It was hard to get data on the options for taking card payments because the banks do not seem to publish their rates online in ways that are easy to understand or compare. And there is a clunky process of needing to contract for the terminal, the network and the payments processing with two separate firms, and these things do not seem to be well-coordinated.
These are the rates that we pay to ANZ on different forms of payment (not counting the network fee or the EFTPOS terminal rental, and note also that these fees are calculated on the retail price, i.e., the price including GST).
|Visa or Mastercard credit||3.85%|
|Visa or Mastercard debit||1.22%|
|Card not present||3.90%|
There is a minimum monthly charge of $20.
I turned off PayWave in early January because it cost too much. I wondered if doing this might increase EFTPOS, since if the customer had to insert or swipe their card anyway, a major convenience of using a credit card would be lost. The data supports this hypothesis because we have seen a shift to EFTPOS and away from credit cards since the change, but we would need more time to be surer because we have seen these shifts in previous months before.
The grey line on the chart is the average EFTPOS revenue per day since 1 August as a proportion of total card revenue.
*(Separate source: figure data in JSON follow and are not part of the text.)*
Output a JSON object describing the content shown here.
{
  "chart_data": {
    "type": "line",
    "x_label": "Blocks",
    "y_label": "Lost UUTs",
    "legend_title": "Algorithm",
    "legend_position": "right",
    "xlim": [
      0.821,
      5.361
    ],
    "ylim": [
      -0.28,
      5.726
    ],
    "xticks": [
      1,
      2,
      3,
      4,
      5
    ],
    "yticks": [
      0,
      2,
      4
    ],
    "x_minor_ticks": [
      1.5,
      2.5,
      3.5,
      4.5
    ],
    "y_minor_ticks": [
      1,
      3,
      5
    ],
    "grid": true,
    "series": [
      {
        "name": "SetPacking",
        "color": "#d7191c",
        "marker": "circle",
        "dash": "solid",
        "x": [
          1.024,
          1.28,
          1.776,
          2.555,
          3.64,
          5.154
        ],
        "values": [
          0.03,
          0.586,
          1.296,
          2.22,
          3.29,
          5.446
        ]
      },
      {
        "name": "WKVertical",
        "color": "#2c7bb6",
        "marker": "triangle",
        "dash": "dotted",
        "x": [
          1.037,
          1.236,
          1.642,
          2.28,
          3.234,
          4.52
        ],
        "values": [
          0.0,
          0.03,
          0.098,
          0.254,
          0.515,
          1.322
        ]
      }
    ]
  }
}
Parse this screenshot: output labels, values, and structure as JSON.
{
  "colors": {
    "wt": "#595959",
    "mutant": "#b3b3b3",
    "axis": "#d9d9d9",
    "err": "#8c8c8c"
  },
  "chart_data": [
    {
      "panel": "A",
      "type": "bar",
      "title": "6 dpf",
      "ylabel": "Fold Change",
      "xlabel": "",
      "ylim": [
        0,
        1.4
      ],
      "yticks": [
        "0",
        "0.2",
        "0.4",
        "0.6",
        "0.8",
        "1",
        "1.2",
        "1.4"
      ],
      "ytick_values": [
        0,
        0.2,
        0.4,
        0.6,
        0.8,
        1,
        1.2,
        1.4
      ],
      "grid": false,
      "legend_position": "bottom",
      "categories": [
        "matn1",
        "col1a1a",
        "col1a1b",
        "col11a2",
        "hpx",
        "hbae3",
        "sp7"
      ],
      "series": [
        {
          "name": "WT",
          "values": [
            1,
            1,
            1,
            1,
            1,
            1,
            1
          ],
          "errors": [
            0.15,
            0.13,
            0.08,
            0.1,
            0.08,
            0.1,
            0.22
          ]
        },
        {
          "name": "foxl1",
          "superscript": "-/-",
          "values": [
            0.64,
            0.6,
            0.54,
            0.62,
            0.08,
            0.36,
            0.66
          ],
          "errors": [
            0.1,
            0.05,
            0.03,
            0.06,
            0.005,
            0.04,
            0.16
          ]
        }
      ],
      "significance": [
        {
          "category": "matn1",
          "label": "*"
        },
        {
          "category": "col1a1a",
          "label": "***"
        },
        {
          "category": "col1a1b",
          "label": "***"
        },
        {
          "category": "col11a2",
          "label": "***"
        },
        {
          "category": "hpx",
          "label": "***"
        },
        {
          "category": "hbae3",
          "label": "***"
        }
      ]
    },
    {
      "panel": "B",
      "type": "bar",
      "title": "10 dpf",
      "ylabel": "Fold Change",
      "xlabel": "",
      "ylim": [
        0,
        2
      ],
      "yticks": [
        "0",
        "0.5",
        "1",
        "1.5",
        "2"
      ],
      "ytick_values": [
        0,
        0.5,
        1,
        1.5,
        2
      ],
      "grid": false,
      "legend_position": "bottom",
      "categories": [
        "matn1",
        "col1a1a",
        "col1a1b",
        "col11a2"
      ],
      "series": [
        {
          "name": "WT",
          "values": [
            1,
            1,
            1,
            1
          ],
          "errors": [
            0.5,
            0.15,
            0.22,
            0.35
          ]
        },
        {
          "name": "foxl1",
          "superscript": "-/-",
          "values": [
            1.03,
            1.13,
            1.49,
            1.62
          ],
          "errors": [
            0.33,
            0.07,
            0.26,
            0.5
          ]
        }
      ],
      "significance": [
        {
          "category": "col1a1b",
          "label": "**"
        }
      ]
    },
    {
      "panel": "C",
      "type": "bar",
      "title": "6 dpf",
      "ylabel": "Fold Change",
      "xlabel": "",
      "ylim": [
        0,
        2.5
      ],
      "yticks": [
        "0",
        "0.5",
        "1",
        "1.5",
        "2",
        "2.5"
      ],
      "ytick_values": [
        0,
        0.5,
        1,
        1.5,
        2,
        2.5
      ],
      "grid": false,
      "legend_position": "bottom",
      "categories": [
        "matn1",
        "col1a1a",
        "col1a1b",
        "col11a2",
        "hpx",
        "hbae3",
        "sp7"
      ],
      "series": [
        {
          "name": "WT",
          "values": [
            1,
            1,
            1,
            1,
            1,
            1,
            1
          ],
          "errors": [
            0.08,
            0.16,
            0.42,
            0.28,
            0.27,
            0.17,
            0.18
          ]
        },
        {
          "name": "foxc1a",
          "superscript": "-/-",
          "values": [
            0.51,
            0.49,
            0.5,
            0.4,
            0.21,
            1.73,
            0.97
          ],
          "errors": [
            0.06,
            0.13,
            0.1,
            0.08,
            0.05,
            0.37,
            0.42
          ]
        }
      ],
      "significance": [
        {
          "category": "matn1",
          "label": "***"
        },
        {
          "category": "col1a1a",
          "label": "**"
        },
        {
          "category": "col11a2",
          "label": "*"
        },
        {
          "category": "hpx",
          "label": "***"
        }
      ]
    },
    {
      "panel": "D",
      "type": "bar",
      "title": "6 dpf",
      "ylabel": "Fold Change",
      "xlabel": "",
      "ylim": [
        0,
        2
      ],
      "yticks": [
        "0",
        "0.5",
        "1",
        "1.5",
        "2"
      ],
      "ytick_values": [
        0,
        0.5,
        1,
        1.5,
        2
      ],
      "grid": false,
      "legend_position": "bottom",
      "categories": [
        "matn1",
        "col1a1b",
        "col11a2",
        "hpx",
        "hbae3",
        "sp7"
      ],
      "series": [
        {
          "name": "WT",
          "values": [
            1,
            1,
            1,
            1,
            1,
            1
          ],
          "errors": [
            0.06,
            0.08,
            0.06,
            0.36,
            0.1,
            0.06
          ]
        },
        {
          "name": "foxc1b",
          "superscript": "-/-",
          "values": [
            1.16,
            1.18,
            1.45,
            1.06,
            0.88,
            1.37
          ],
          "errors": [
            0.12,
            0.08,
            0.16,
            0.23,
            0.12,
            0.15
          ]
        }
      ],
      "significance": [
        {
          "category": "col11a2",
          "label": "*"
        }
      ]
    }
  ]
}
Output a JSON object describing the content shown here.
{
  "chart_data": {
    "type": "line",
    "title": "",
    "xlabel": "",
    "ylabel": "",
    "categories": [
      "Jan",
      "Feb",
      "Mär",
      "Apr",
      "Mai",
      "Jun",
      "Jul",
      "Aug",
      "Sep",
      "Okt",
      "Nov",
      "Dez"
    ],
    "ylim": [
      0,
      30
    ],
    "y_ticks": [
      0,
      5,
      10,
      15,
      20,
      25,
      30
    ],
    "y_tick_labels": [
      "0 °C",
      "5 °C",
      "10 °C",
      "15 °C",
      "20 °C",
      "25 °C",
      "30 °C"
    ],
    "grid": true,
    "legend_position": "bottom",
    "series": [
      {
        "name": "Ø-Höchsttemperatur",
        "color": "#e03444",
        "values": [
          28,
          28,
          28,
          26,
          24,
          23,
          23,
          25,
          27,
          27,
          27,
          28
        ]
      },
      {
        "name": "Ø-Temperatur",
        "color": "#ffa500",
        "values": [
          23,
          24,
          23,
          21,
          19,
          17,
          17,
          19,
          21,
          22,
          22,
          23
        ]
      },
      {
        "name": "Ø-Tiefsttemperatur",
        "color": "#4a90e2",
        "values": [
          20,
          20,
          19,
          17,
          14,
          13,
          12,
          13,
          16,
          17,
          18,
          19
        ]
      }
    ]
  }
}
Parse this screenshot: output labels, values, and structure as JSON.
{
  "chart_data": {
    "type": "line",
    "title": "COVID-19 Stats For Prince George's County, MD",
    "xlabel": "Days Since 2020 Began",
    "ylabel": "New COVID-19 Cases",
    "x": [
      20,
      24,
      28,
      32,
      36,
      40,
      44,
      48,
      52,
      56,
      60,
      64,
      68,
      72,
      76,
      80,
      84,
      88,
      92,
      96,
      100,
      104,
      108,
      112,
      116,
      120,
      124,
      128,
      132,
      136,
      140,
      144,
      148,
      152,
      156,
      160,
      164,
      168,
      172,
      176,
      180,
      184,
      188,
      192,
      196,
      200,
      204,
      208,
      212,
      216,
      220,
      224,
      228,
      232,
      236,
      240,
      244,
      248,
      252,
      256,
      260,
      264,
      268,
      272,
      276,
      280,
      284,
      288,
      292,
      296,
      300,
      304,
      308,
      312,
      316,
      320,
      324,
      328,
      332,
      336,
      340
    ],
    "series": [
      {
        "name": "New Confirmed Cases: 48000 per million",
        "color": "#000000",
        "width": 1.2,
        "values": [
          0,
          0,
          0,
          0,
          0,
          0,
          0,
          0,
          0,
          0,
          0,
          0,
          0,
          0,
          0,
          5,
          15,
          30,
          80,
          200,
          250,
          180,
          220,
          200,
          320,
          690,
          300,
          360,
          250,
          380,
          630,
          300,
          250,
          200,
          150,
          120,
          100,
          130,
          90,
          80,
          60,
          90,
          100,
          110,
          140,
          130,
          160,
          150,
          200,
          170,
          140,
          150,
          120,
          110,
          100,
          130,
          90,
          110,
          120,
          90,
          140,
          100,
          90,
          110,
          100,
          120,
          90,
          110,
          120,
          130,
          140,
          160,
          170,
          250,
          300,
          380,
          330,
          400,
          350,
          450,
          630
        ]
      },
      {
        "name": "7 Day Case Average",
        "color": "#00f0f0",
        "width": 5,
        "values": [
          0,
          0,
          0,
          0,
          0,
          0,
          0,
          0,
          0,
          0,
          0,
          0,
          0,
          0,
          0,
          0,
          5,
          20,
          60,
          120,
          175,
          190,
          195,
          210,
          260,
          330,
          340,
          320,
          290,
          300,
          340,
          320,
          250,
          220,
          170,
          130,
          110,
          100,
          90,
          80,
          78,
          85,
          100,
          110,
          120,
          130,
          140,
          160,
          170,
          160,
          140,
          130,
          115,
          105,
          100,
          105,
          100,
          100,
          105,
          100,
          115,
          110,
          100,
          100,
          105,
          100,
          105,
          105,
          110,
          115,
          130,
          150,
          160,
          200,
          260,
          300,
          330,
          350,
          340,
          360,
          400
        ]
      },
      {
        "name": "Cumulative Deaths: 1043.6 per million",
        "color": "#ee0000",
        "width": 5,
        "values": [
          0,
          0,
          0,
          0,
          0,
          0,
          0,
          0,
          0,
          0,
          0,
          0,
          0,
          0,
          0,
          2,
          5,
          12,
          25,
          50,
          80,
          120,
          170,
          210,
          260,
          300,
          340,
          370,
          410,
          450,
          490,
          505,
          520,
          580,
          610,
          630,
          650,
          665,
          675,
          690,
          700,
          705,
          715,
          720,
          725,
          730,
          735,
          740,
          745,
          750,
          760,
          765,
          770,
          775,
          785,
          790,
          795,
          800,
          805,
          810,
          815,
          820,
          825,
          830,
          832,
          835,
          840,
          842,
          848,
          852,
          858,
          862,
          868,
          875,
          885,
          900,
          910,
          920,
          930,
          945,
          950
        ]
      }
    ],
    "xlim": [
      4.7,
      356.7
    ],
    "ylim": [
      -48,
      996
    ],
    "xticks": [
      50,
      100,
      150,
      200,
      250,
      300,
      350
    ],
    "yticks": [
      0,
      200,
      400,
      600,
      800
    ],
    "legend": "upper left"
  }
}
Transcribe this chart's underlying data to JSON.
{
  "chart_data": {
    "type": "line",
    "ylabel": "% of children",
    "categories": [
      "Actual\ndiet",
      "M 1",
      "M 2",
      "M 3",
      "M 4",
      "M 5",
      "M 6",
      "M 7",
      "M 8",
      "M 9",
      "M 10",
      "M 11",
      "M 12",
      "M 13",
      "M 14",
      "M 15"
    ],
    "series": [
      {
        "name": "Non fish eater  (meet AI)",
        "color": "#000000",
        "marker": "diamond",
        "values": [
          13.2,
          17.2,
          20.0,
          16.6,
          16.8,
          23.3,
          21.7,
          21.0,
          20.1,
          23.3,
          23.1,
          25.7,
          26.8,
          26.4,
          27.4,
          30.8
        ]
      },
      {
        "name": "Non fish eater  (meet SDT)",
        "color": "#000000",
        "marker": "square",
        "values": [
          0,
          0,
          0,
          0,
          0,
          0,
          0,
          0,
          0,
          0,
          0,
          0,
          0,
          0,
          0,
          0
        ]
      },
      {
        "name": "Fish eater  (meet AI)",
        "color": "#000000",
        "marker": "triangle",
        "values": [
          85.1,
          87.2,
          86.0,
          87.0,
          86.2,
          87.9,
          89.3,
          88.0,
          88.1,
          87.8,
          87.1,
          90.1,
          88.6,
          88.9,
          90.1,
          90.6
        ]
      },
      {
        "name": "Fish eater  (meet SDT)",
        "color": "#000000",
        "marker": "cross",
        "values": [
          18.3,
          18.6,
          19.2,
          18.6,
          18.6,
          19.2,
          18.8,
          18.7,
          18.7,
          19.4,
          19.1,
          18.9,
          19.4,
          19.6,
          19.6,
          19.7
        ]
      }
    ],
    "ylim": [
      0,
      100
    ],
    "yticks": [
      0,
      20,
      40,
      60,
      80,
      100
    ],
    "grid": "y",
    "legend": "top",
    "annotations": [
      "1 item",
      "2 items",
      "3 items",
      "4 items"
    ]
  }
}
The orange line is the 14 day average. You can see that since I switched off PayWave we have had a higher proportion than average in EFTPOS revenue (which means less money from Credit Cards). It is too soon to be sure that this move to EFTPOS we can see is a sustained thing. I will keep an eye out and update you.
I am thinking about getting a store mobile phone and switching to mobile EFTPOS because it is cheaper at 3 per cent for credit cards (although debit cards go up) and more flexible. My preferred solution would be to do payments online with Stripe or similar and cut out the bank and the EFTPOS payments entirely. But I can't (yet?) take EFTPOS payments other than with an EFTPOS machine.